Moments ago the 101 USDJPY tractor beam was broken, sending the pair lower, as a red headline hit the tape saying that...
- JAPAN TO IMPOSE NEW RULES ON FOREX MARGIN TRADING, NIKKEI SAYS
Which incidentally was long overdue: with the BOJ scrambling to contain bond (and stock, if only to the downside) volatility, it was always the FX market that was the primary uber-levered culprit moving both asset classes. As such, it was very surprising that in a world in which all correlated asset classes (just look at the USDJPY-ES relationship) are driven by FX, that currency leverage and margin rules have remained largely untouched by regulators and central bankers whose credibility is suddenly slipping away, alongside the surge in global market volatility in the past week.
More from the Nikkei:
- Changes are intended to protect investors and limit scope for speculation, Nikkei newspaper reports, without attribution.

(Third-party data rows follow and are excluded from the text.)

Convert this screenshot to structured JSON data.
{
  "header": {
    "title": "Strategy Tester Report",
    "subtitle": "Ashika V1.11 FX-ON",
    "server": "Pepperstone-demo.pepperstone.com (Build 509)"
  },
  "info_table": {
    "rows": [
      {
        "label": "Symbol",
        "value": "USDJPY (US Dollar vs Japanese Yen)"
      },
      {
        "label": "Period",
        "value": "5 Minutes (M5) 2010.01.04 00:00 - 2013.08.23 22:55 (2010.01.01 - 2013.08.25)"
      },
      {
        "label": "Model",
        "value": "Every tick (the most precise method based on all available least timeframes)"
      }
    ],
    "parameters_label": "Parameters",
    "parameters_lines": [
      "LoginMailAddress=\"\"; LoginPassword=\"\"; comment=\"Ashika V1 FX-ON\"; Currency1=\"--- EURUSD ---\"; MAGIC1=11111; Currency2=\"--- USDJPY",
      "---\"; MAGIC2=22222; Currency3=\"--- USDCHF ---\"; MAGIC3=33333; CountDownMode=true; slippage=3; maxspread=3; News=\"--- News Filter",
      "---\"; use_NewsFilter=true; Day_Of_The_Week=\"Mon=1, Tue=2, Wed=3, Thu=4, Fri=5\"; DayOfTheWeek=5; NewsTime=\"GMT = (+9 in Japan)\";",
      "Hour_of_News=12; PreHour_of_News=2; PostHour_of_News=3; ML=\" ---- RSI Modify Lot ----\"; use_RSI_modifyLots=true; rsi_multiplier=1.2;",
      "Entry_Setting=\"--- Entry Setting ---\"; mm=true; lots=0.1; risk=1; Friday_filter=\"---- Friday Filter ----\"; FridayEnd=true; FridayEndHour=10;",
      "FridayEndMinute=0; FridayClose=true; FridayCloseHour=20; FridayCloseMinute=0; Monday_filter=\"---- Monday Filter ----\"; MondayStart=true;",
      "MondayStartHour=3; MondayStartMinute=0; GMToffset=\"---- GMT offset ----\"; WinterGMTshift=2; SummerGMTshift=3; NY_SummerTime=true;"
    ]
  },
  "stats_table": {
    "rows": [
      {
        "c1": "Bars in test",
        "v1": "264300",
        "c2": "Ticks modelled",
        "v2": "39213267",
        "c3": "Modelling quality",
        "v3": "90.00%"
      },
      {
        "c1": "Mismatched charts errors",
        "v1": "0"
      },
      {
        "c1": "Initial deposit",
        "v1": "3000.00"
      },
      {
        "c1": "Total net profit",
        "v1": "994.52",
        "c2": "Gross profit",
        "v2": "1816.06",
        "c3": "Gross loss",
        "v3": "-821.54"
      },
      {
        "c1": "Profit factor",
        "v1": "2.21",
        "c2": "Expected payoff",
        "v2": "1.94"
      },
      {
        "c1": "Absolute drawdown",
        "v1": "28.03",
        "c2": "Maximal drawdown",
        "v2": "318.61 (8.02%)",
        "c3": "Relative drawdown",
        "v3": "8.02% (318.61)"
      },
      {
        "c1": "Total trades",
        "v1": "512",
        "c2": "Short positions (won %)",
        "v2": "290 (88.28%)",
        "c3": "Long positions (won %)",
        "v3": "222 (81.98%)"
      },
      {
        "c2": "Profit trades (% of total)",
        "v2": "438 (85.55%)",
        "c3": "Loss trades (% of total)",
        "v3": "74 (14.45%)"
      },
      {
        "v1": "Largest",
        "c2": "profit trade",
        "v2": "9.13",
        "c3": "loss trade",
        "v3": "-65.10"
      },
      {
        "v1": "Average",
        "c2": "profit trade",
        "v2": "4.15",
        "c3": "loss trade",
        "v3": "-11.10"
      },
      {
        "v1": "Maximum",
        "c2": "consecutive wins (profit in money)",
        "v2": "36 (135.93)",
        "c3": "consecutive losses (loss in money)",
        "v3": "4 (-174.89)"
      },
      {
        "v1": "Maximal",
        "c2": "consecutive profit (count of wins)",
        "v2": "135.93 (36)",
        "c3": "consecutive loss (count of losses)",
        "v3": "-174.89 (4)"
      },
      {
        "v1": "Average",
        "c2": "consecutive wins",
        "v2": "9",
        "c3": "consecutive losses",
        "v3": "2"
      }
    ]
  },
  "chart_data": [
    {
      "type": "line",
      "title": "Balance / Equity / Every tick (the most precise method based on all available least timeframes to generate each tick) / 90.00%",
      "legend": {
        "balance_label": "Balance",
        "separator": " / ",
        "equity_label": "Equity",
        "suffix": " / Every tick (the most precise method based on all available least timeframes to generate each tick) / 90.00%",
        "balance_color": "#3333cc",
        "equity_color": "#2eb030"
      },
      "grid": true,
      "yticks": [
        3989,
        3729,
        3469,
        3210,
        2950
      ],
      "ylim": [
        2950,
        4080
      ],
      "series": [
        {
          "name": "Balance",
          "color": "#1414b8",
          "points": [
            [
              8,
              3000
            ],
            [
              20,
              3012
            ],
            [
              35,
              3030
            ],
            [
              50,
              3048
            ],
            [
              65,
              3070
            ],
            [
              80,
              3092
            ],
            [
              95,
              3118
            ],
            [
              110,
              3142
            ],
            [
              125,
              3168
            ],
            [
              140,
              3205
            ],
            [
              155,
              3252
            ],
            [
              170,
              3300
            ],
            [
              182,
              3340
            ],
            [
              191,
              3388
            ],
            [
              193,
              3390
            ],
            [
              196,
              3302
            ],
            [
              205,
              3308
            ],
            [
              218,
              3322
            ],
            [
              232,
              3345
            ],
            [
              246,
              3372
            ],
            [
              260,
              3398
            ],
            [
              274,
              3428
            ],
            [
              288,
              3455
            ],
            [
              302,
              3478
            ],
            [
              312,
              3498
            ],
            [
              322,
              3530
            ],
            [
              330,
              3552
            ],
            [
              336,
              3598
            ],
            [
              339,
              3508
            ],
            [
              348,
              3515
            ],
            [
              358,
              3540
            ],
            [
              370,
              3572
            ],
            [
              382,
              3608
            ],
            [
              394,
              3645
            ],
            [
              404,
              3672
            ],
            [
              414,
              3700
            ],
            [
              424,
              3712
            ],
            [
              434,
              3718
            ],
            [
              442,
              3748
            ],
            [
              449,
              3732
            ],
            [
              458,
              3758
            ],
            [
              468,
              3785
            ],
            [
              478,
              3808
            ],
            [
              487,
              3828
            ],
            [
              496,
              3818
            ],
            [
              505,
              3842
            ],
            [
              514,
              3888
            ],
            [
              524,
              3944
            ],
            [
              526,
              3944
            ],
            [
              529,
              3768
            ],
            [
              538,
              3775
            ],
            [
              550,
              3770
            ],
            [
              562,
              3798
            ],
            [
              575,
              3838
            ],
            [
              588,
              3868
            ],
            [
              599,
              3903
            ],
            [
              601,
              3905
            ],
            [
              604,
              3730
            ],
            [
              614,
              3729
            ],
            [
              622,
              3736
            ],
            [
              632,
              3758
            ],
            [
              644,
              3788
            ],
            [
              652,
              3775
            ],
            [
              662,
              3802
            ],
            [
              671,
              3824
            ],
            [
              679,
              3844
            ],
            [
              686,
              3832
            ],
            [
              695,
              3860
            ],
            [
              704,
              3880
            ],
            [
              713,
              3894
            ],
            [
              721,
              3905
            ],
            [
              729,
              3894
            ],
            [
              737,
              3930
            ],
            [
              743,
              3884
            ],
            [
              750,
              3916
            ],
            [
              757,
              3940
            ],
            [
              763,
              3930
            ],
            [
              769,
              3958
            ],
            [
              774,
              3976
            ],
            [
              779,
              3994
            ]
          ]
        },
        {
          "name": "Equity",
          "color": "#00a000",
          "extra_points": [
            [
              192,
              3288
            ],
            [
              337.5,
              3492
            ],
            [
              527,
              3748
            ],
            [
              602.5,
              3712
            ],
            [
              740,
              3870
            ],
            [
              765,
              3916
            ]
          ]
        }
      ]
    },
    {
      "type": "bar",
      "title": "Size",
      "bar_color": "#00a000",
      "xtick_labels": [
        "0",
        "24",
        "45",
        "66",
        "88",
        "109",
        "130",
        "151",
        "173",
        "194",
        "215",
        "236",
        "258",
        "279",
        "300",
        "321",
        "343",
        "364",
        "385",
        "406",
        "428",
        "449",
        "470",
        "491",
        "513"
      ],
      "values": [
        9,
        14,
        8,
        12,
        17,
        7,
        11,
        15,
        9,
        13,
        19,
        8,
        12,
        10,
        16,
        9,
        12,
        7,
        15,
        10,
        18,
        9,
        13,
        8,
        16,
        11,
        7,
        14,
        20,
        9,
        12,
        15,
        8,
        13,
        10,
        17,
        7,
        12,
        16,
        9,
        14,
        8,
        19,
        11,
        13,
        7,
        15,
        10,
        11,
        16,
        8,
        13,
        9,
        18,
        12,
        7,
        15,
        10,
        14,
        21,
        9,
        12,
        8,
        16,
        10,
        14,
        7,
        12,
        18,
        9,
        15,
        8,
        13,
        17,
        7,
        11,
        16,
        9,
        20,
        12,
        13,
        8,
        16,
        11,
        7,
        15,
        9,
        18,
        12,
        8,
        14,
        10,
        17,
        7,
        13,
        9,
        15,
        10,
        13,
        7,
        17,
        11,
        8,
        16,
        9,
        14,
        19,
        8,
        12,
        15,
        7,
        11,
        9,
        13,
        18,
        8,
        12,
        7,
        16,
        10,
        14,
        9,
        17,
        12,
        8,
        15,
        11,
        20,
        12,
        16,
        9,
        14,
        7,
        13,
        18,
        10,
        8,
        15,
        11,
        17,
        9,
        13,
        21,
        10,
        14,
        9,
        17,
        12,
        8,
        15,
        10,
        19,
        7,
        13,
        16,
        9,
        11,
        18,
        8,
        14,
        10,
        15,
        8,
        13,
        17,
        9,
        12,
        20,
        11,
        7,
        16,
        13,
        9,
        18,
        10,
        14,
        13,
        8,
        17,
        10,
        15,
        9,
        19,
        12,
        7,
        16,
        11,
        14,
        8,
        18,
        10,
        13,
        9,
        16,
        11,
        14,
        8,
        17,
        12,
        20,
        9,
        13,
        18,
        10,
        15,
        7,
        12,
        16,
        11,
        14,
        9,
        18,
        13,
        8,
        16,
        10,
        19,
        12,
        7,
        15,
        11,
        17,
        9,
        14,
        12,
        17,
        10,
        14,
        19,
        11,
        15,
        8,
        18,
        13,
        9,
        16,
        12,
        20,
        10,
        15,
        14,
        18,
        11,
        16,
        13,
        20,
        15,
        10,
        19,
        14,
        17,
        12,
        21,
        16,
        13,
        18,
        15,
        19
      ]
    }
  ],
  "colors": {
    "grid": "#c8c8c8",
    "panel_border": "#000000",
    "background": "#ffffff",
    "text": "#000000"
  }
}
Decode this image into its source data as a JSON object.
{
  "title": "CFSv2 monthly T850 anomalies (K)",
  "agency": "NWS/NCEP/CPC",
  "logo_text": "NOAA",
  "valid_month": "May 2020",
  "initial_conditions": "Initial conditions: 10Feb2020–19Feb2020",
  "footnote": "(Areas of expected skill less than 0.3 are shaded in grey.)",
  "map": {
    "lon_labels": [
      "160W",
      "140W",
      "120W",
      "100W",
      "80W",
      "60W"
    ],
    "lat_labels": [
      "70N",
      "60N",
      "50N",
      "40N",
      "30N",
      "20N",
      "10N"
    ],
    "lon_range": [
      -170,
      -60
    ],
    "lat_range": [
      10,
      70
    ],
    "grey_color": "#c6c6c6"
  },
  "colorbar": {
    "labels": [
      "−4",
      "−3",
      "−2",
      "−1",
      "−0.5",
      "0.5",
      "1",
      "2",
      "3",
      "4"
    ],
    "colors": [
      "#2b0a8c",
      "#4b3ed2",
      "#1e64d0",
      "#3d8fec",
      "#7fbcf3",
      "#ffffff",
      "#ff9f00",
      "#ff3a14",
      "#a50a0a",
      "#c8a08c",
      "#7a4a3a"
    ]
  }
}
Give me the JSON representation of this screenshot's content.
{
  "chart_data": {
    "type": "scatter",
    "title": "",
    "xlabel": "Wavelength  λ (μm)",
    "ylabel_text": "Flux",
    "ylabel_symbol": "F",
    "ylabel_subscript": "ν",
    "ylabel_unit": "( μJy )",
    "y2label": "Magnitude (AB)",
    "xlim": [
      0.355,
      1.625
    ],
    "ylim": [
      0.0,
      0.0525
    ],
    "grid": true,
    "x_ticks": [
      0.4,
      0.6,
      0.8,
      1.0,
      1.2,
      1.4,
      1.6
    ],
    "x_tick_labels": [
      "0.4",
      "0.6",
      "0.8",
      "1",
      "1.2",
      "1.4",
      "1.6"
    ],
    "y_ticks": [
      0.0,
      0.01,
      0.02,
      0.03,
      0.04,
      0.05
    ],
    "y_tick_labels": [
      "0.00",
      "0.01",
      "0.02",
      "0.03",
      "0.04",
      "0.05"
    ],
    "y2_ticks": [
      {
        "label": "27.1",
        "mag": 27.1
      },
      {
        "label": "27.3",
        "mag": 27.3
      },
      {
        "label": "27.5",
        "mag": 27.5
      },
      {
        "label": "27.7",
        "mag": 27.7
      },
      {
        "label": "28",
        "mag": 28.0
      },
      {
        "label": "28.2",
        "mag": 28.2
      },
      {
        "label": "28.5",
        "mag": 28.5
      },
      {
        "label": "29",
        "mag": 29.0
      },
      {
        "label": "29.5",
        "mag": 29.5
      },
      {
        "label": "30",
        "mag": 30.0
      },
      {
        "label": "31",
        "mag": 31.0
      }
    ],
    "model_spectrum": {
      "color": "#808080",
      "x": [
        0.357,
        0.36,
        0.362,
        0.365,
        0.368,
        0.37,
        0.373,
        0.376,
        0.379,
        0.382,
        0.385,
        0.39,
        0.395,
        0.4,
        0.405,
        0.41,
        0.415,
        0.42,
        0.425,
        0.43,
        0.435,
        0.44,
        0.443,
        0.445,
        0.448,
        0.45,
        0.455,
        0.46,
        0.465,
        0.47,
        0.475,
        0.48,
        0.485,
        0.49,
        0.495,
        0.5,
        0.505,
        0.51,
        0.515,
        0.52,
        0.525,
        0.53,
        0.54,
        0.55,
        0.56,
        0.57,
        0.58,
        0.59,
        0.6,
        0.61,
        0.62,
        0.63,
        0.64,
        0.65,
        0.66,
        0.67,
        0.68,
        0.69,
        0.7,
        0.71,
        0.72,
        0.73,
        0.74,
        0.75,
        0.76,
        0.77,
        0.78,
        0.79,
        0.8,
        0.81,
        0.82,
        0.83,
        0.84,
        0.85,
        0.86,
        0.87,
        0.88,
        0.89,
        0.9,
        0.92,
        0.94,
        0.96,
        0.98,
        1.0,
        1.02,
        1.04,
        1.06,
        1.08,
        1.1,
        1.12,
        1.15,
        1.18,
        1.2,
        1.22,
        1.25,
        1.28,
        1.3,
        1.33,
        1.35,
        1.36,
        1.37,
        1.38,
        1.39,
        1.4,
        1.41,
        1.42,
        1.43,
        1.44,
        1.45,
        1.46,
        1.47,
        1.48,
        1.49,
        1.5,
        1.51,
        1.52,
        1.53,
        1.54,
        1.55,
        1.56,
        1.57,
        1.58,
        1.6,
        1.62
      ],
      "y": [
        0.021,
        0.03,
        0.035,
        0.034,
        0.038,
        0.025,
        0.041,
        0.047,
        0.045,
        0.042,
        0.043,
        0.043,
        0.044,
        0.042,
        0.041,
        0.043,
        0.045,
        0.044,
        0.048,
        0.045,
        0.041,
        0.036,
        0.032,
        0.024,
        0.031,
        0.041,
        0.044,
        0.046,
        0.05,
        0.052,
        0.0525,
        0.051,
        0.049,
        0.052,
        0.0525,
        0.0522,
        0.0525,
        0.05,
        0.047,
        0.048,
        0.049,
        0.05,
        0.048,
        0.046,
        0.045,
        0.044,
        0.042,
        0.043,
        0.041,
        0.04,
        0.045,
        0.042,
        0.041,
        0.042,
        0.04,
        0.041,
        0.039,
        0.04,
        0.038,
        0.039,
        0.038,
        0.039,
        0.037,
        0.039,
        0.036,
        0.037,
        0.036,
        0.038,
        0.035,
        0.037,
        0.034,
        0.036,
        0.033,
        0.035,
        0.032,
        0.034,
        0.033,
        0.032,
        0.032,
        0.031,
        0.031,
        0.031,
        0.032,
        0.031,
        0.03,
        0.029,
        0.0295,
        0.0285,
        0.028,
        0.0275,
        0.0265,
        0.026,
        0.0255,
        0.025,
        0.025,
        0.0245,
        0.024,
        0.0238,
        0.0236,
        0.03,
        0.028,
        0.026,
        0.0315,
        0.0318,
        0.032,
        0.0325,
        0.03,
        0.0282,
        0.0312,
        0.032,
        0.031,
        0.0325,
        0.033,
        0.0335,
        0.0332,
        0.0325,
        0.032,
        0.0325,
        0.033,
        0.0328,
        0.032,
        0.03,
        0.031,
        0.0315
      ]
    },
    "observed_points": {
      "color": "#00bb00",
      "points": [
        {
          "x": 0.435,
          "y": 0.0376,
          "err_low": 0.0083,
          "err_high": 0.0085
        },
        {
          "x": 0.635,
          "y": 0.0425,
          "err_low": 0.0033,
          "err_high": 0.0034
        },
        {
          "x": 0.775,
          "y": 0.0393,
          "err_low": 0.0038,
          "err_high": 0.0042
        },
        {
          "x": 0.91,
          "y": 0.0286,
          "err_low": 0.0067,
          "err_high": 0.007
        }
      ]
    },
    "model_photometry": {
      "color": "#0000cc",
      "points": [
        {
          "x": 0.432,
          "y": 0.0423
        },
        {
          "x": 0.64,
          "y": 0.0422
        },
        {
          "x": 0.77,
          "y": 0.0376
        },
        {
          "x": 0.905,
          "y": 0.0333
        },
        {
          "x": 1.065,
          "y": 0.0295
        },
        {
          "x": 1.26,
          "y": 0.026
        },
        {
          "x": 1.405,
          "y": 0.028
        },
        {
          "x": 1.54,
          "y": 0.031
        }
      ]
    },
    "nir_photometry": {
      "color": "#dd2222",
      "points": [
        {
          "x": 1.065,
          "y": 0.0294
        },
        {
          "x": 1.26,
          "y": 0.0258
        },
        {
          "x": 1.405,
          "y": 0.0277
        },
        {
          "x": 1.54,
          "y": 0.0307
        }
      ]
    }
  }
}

- Firms to be required to settle trade, even when rate movement favors trader; fine for violation up to 100m yen
- FSA to restrict trading in binary options, will ban trades less than two hrs ahead as early as this yr
- FSA to strengthen oversight of cos. with automated trading systems
While the details are still unclear, it is clear that Japan is finally focusing on JPY vol. Which also means that the days of unbridled soaring of the USDJPY pair are limited. And since the US market has been linked to the Yen for the past month, the spike in the Yen is what has caused a sudden air pocket under the US market to develop.
What happens further: we wait and see for the reaction by Mrs Watanabe in a few hours.